This op-ed, authored by Dr Martijn van der Linden and Vicky Van Eyck was originally published in EU Observer, on 1 March 2024.

Over the next few weeks, the European Parliament will negotiate and vote on legislation for the digital euro. This new form of money could transform the way Europeans handle payments, savings and investments.

An attractive digital euro is a universally accessible form of public (central bank) money that combines the privacy and safety of cash with the convenience of digital transactions. Its purpose is to update cash to the digital age. To achieve widespread accessibility and innovation, access to the digital euro must be possible through a wide range of private and public intermediaries, and use should be free for all consumers.

However, the path to such an attractive digital euro faces significant resistance from the banking sector, which sees this new form of money as a direct threat to its central position in the monetary and financial system.

The European Parliament’s forthcoming deliberations are decisive. The outcome will either pave the way for a competitive digital euro by 2026 or stifle its potential.

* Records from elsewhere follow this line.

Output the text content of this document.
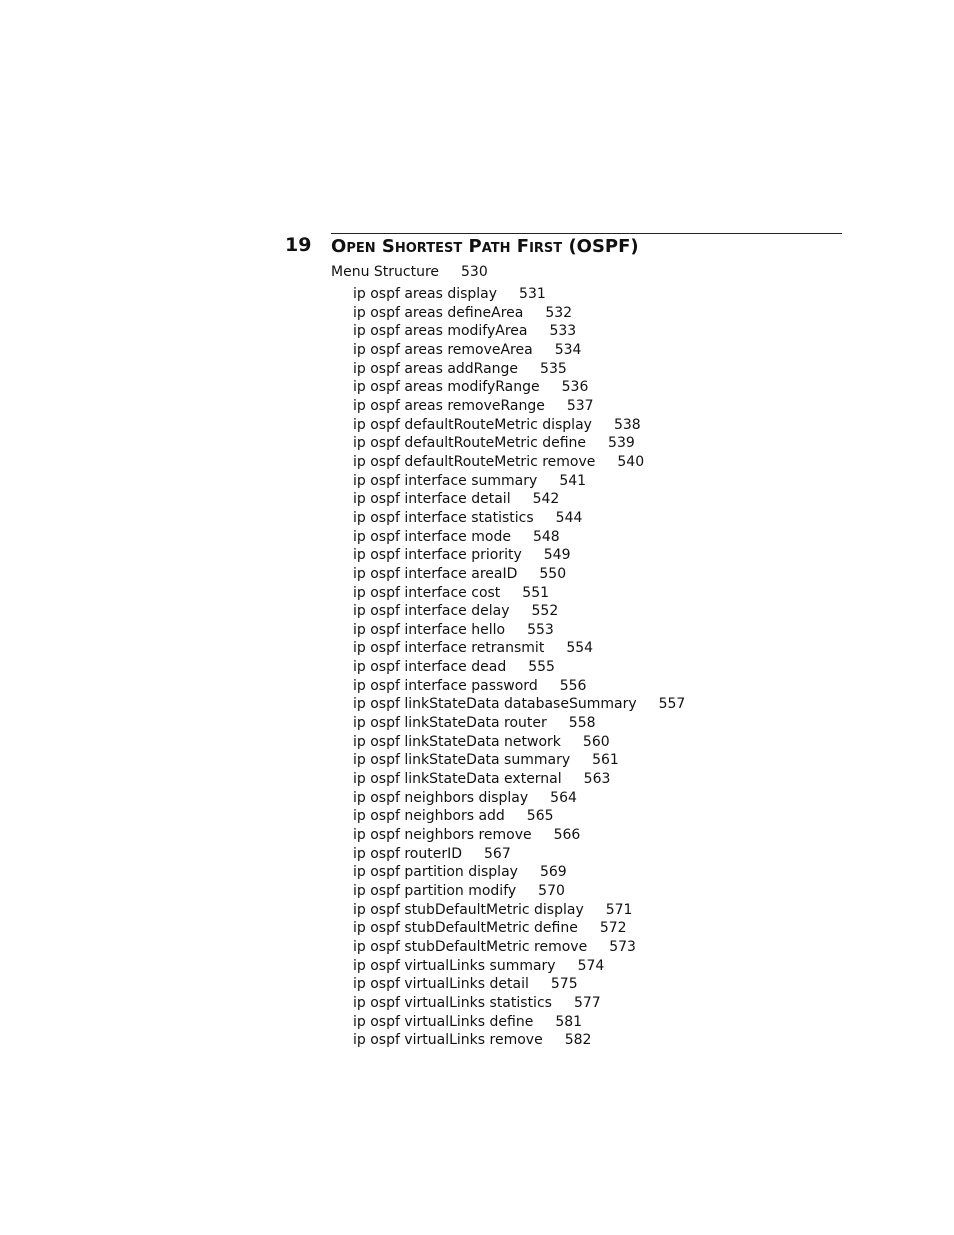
19 OPEN SHORTEST PATH FIRST (OSPF)
Menu Structure 530
ip ospf areas display 531
ip ospf areas defineArea 532
ip ospf areas modifyArea 533
ip ospf areas removeArea 534
ip ospf areas addRange 535
ip ospf areas modifyRange 536
ip ospf areas removeRange 537
ip ospf defaultRouteMetric display 538
ip ospf defaultRouteMetric define 539
ip ospf defaultRouteMetric remove 540
ip ospf interface summary 541
ip ospf interface detail 542
ip ospf interface statistics 544
ip ospf interface mode 548
ip ospf interface priority 549
ip ospf interface areaID 550
ip ospf interface cost 551
ip ospf interface delay 552
ip ospf interface hello 553
ip ospf interface retransmit 554
ip ospf interface dead 555
ip ospf interface password 556
ip ospf linkStateData databaseSummary 557
ip ospf linkStateData router 558
ip ospf linkStateData network 560
ip ospf linkStateData summary 561
ip ospf linkStateData external 563
ip ospf neighbors display 564
ip ospf neighbors add 565
ip ospf neighbors remove 566
ip ospf routerID 567
ip ospf partition display 569
ip ospf partition modify 570
ip ospf stubDefaultMetric display 571
ip ospf stubDefaultMetric define 572
ip ospf stubDefaultMetric remove 573
ip ospf virtualLinks summary 574
ip ospf virtualLinks detail 575
ip ospf virtualLinks statistics 577
ip ospf virtualLinks define 581
ip ospf virtualLinks remove 582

Two-year lobbying campaign

Over the past two years, banks and their interest groups have conducted an extensive and highly effective lobbying campaign aimed at minimising the impact of the digital euro on their business model. Their strategy includes securing exclusive meetings with key policymakers, writing letters to the ECB, pushing for a digital euro that uses the existing banking infrastructure, and advocating strict usage limits that effectively undermine the digital euro’s potential.

For example, to prevent the digital euro from becoming a useful store of value and means of payment for larger amounts, the banking lobby proposes to cap digital euro holdings and exclude interest payments.

Such restrictions undermine the digital euro’s potential to provide a real alternative to bank deposits and bank services and protect the privileged position of the banking sector at the expense of a level playing field and wider financial inclusion.

Contrary to the banking sector’s narrative, restricting the functionality of the digital euro could be detrimental to the European economy. It risks stifling competition, hampering innovation and reinforcing an architecture that prioritises the interests of banks over the general public and non-bank payment service providers.

Bankers often claim that an attractive digital euro is a threat to financial stability. This claim is unsupported by empirical evidence and ignores the ability of non-bank financial intermediaries to fill any gaps in the market. The digital euro would likely lead to more diversity and a more market-based financial landscape in Europe.

However, to give banks time to adapt, it makes sense to introduce the digital euro initially with restrictions. These restrictions should then be gradually relaxed to increase the usability of the digital euro and foster greater competition.

As Europe deals with the introduction of the digital euro, the decision-making process must be transparent, inclusive and based on the public interest. To date, the development process has been disproportionately influenced by the banking lobby and, as a result, the digital euro’s potential to promote a more efficient, equitable and innovative monetary and financial ecosystem is at risk.

The way forward is a careful reassessment of the intended role(s) of the digital euro. Lawmakers should resist the anticompetitive proposals of the banking sector and embrace a vision of the digital euro that serves the collective interests of Europeans.

This means that the digital euro must be attractive, accessible and beneficial to all. The deliberation process must be free from the disproportionate influence of an industry that has much to lose from a level playing field for payment services and financial intermediation.

In conclusion, the debate on the digital euro is not so much a technocratic and legislative affair as a defining political moment in the history of Europe’s money and payments system. It is an opportunity to redefine the future of money, payments and financial intermediation in a way that is in line with the principles of inclusiveness, fair markets and innovation.

Europeans deserve a digital euro that transcends the narrow interests of the banking lobby and embodies the promise of a fairer and more competitive monetary and financial landscape.